Prime Minister Jacinda Ardern says officials have found no evidence of price-gouging by supermarkets, but an email address has been set up so the public can report unfair pricing if they discover it.
The Prime Minister said officials looked into reports of price-gouging by supermarkets since the lockdown started, and while no evidence has been found, complaints can now be directed to email@example.com.
"I'm aware that there have been instances of fresh produce price increases," Ardern said at her Monday post-Cabinet press conference.
"We do need to be aware that these could simply reflect seasonal fluctuations, however during a period in which there is less competition in the food retail s sector, and increasing demand, it is more important than ever that prices are fair and reasonable."

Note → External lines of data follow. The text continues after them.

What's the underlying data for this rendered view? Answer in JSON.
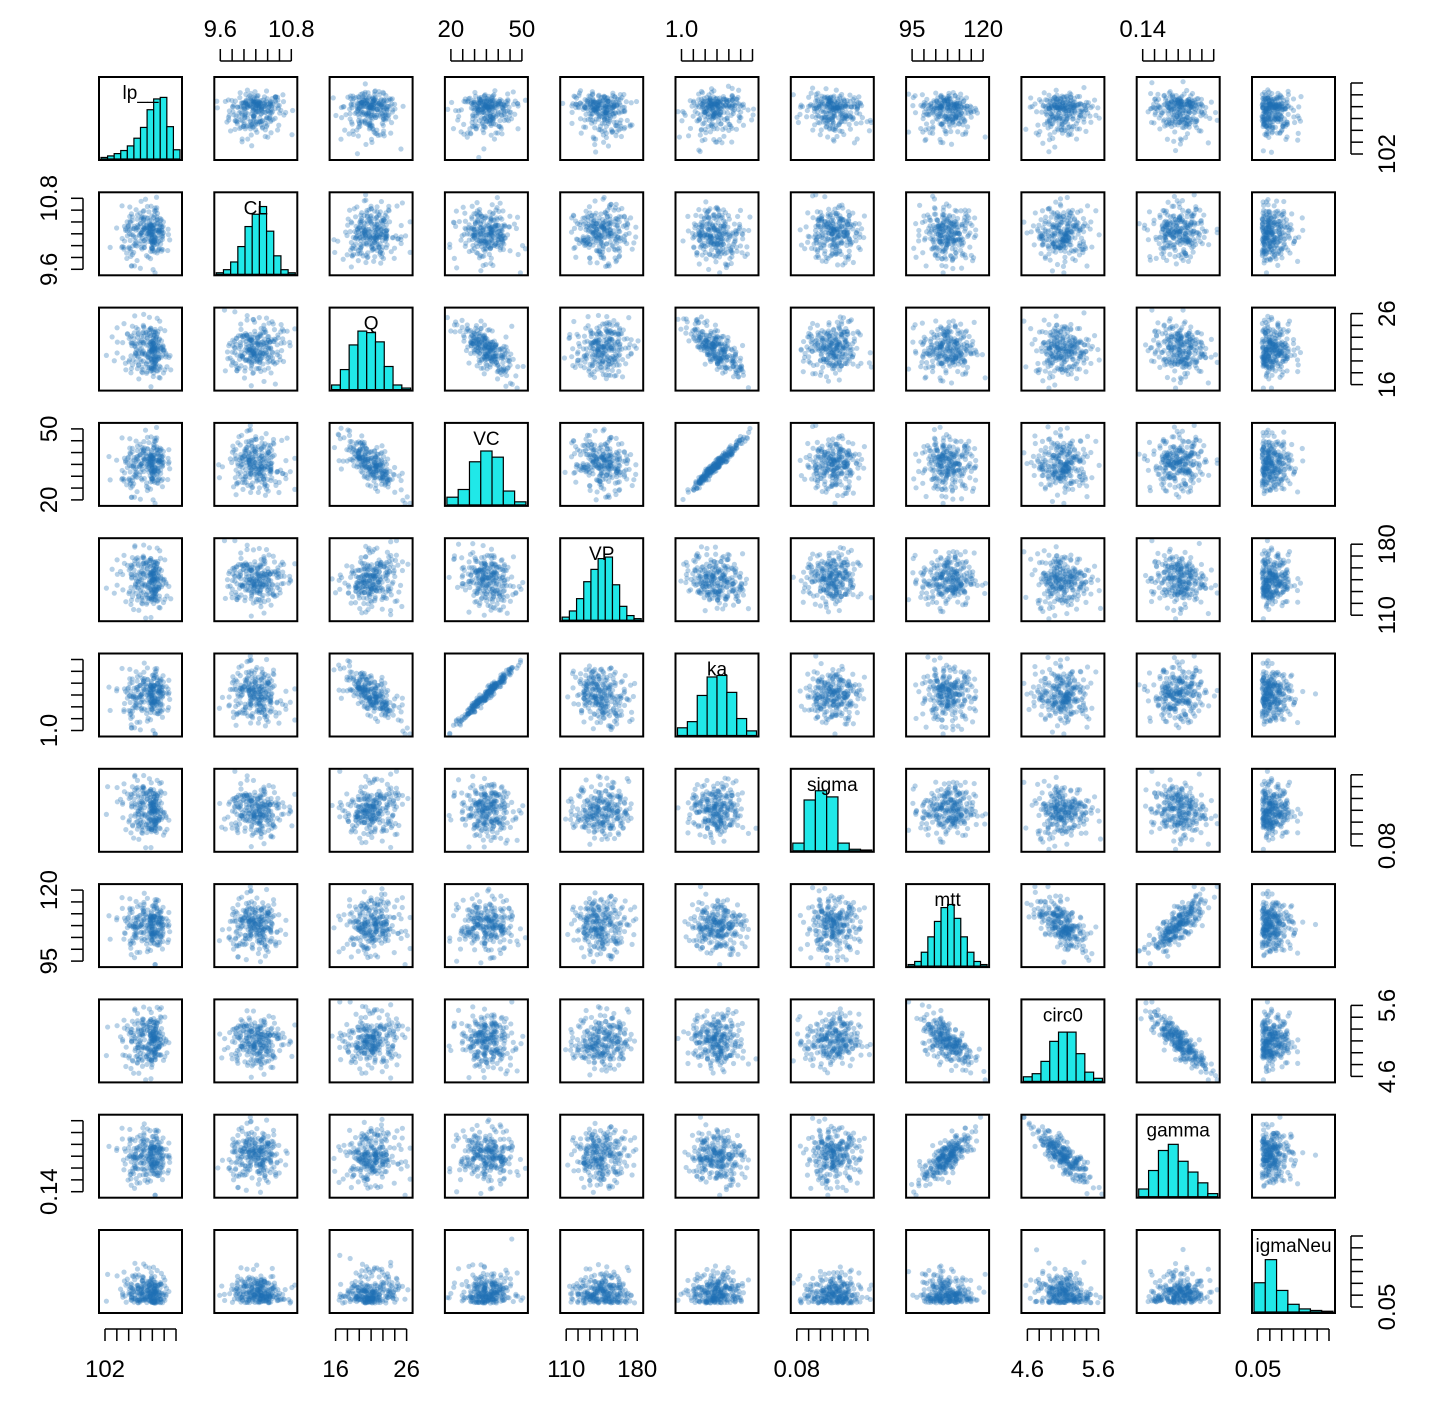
{
  "chart_data": {
    "type": "scatter",
    "subtype": "pairs-plot",
    "title": "",
    "variables": [
      "lp__",
      "CL",
      "Q",
      "VC",
      "VP",
      "ka",
      "sigma",
      "mtt",
      "circ0",
      "gamma",
      "sigmaNeu"
    ],
    "diagonal_labels": [
      "lp__",
      "CL",
      "Q",
      "VC",
      "VP",
      "ka",
      "sigma",
      "mtt",
      "circ0",
      "gamma",
      "igmaNeu"
    ],
    "axis_ticks": {
      "top": [
        {
          "var": 1,
          "labels": [
            "9.6",
            "10.8"
          ]
        },
        {
          "var": 3,
          "labels": [
            "20",
            "50"
          ]
        },
        {
          "var": 5,
          "labels": [
            "1.0"
          ]
        },
        {
          "var": 7,
          "labels": [
            "95",
            "120"
          ]
        },
        {
          "var": 9,
          "labels": [
            "0.14"
          ]
        }
      ],
      "bottom": [
        {
          "var": 0,
          "labels": [
            "102"
          ]
        },
        {
          "var": 2,
          "labels": [
            "16",
            "26"
          ]
        },
        {
          "var": 4,
          "labels": [
            "110",
            "180"
          ]
        },
        {
          "var": 6,
          "labels": [
            "0.08"
          ]
        },
        {
          "var": 8,
          "labels": [
            "4.6",
            "5.6"
          ]
        },
        {
          "var": 10,
          "labels": [
            "0.05"
          ]
        }
      ],
      "left": [
        {
          "var": 1,
          "labels": [
            "9.6",
            "10.8"
          ]
        },
        {
          "var": 3,
          "labels": [
            "20",
            "50"
          ]
        },
        {
          "var": 5,
          "labels": [
            "1.0"
          ]
        },
        {
          "var": 7,
          "labels": [
            "95",
            "120"
          ]
        },
        {
          "var": 9,
          "labels": [
            "0.14"
          ]
        }
      ],
      "right": [
        {
          "var": 0,
          "labels": [
            "102"
          ]
        },
        {
          "var": 2,
          "labels": [
            "16",
            "26"
          ]
        },
        {
          "var": 4,
          "labels": [
            "110",
            "180"
          ]
        },
        {
          "var": 6,
          "labels": [
            "0.08"
          ]
        },
        {
          "var": 8,
          "labels": [
            "4.6",
            "5.6"
          ]
        },
        {
          "var": 10,
          "labels": [
            "0.05"
          ]
        }
      ]
    },
    "histograms": [
      [
        0.02,
        0.04,
        0.07,
        0.11,
        0.17,
        0.27,
        0.41,
        0.64,
        0.78,
        0.8,
        0.42,
        0.12
      ],
      [
        0.02,
        0.06,
        0.16,
        0.36,
        0.62,
        0.78,
        0.88,
        0.56,
        0.24,
        0.06,
        0.02
      ],
      [
        0.06,
        0.26,
        0.58,
        0.76,
        0.74,
        0.62,
        0.3,
        0.06,
        0.02
      ],
      [
        0.1,
        0.2,
        0.56,
        0.7,
        0.62,
        0.18,
        0.04
      ],
      [
        0.04,
        0.12,
        0.28,
        0.5,
        0.66,
        0.8,
        0.82,
        0.46,
        0.18,
        0.06,
        0.02
      ],
      [
        0.1,
        0.18,
        0.52,
        0.76,
        0.78,
        0.56,
        0.22,
        0.06
      ],
      [
        0.1,
        0.66,
        0.78,
        0.7,
        0.1,
        0.02,
        0.01
      ],
      [
        0.02,
        0.06,
        0.18,
        0.38,
        0.58,
        0.76,
        0.8,
        0.62,
        0.38,
        0.18,
        0.06,
        0.02
      ],
      [
        0.06,
        0.1,
        0.26,
        0.52,
        0.64,
        0.64,
        0.36,
        0.12,
        0.04
      ],
      [
        0.1,
        0.34,
        0.6,
        0.68,
        0.46,
        0.32,
        0.18,
        0.04
      ],
      [
        0.38,
        0.68,
        0.28,
        0.1,
        0.04,
        0.02,
        0.01
      ]
    ],
    "correlations": [
      [
        1,
        0.05,
        -0.15,
        0.1,
        -0.1,
        0.1,
        -0.2,
        0.05,
        0.05,
        0.05,
        -0.25
      ],
      [
        0.05,
        1,
        0.1,
        -0.05,
        0,
        -0.05,
        0,
        0,
        0,
        0,
        0
      ],
      [
        -0.15,
        0.1,
        1,
        -0.7,
        0.1,
        -0.72,
        0,
        0,
        0,
        0,
        0
      ],
      [
        0.1,
        -0.05,
        -0.7,
        1,
        -0.2,
        0.98,
        0,
        0,
        0,
        0,
        0
      ],
      [
        -0.1,
        0,
        0.1,
        -0.2,
        1,
        -0.2,
        0,
        0,
        0,
        0,
        0
      ],
      [
        0.1,
        -0.05,
        -0.72,
        0.98,
        -0.2,
        1,
        0,
        0,
        0,
        0,
        0
      ],
      [
        -0.2,
        0,
        0,
        0,
        0,
        0,
        1,
        0,
        0,
        0,
        0
      ],
      [
        0.05,
        0,
        0,
        0,
        0,
        0,
        0,
        1,
        -0.6,
        0.8,
        0
      ],
      [
        0.05,
        0,
        0,
        0,
        0,
        0,
        0,
        -0.6,
        1,
        -0.85,
        0
      ],
      [
        0.05,
        0,
        0,
        0,
        0,
        0,
        0,
        0.8,
        -0.85,
        1,
        0
      ],
      [
        -0.25,
        0,
        0,
        0,
        0,
        0,
        0,
        0,
        0,
        0,
        1
      ]
    ],
    "colors": {
      "point": "#1f6fb4",
      "histogram_fill": "#20e8e8",
      "frame": "#000000"
    },
    "grid": false
  }
}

Newshub was sent multiple allegations of price-gouging, including claims of a New World store selling a fresh whole chicken for $30, around double the normal price.
New World's owner Foodstuffs told Newshub that the price of the chicken was due to a "ticketing error", with someone accidentally charging per kilo rather than per chicken.
Ardern said she's seen allegations of price-gouging and she's now asking the public to make those complaints official by going through the new email system, with evidence such as a receipt copy.
The complaints will be handled by the Ministry of Business, Innovation and Employment (MBIE).
"No one wants to see anyone take unfair advantage of this extraordinary period," Ardern said. "To be clear, it is not illegal for businesses to increase their prices, but the Fair Trading Act prohibits misleading and deceptive conduct and false representation."
She said that means if a business gives a reason for a price increase, it must be true, otherwise the business risks breaching the Fair Trading Act, and that will be enforced.
“If retailers are taking advantage of their duopoly in the market, then we will act on that. That is illegal.”
The Prime Minister said talks are underway about potentially having supermarkets open on Good Friday and Easter Sunday - public holidays - with supermarkets and dairies the only way for the public to access food during the lockdown.
The Prime Minister also said the Government has not given any further consideration of allowing butcheries, bakeries and greengroceries to stay open, despite the Opposition calling for it.
The new method for complaining about price-gouging comes as police set up a new online complaint platform for people to report breaches of the lockdown rules.